View larger version (136K): [in this window] [in a new window]   FIG. 4.   Visualization of immature envelope structures formed by ts6757 and vA30Li under nonpermissive conditions. BS-C-1 cells were infected with 10 PFU of either vA30Li in the absence of an inducer at 37°C (A) or ts6757 at 39°C (B). After 20 h, the cells were fixed in 2% glutaraldehyde in 0.1 M phosphate buffer (pH 7.4). Samples were then prepared by osmication, dehydration, and embedding in Epon resin. Thin sections were obtained, placed on grids, and stained with uranyl acetate and Reynold's lead citrate. Images were acquired using a Philips CM100 electron microscope. Arrows point to examples of multilayered membranes.

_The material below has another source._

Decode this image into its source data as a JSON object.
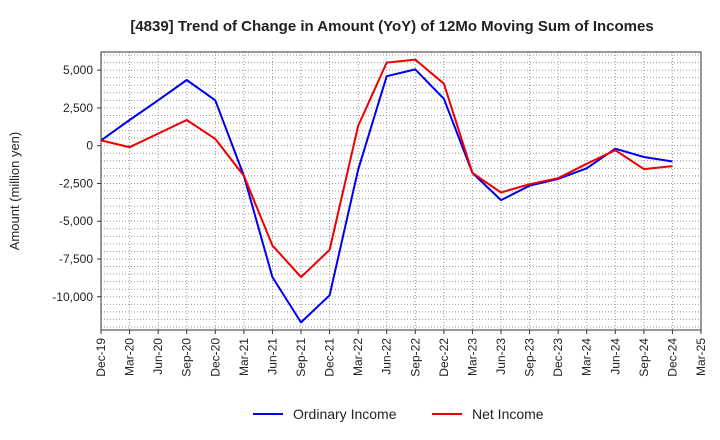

View larger version (192K): [in this window] [in a new window]   FIG. 5.   Effect of temperature on the morphology of globular viroplasm. BS-C-1 cells were infected with vA30Li in the absence of an inducer at 37°C (A) or 39°C (B) or with ts6757 at 37°C (C) or 39°C (D) and processed for transmission electron microscopy as described in the legend to Fig. 4.

In conclusion, despite different genetic backgrounds and types of conditional lethal mutations, the nonpermissive phenotypes of vA30Li and ts6757 are virtually identical. This is undoubtedly due to the fact that both viruses behave as if they have null mutations: the A30L gene of vA30Li is repressed, whereas the A30L protein of ts6757 is unstable.

Nucleotide sequence accession number. The nucleotide sequence data cited in this paper are available under GenBank accession numbers AF411104, AF411105, and AF411106.